Miami sokaklarını geçip sahile geldiğimizde durup ayaklarımızı suya koyduk. Dolunay denize vurup etrafı aydınlatırken Aras'ın simasını görebiliyordum. "E Aras beni tanımak istiyorsun ama şu an sadece susup beni izliyorsun." Dediğimde ellerimi tutup yürümeye devam ettik. "Seni tanımak istiyorum ama en çok da sana yakın olmayı, kokunu içime çekmeyi istiyorum."
"Beni tanımaktan kastın ne? Beni mi yoksa vücudumu mu tanımak istiyorsun?" Hızla ellerini bırakıp sudan çıkıp yere oturdum.

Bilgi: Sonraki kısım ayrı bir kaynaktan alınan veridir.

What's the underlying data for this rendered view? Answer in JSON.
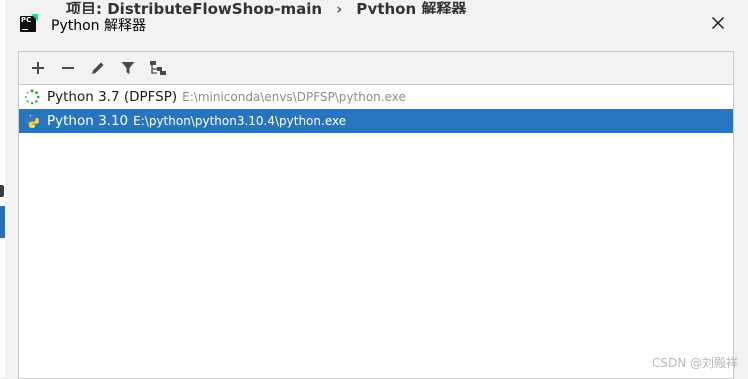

"Önce seni tanımak istiyorum." Yanıma oturup bana baktığında. "Önce ben seni tanımak istiyorum." Deyip dişlerinin arasına aldığı dudaklarını parmaklarımla serbest bıraktım. "Ben Türk'üm ve hayatım orada. Buraya bir görev için geldim ve görevim bittiğinde gideceğim." Yüzündeki anlamsız ifade karşısında değişik hissetmeye başlamıştım. "Bu kadar mı? Yani senin için sadece yaz heyecanı olarak mı kalacağım." Onun için sadece yaz kaçamağı olmak istemiyordum. Ne istediğimi de bilmiyordum, sadece onunla güzel vakit geçirmek, onu bir kez bile olsa hissetmek istiyordum.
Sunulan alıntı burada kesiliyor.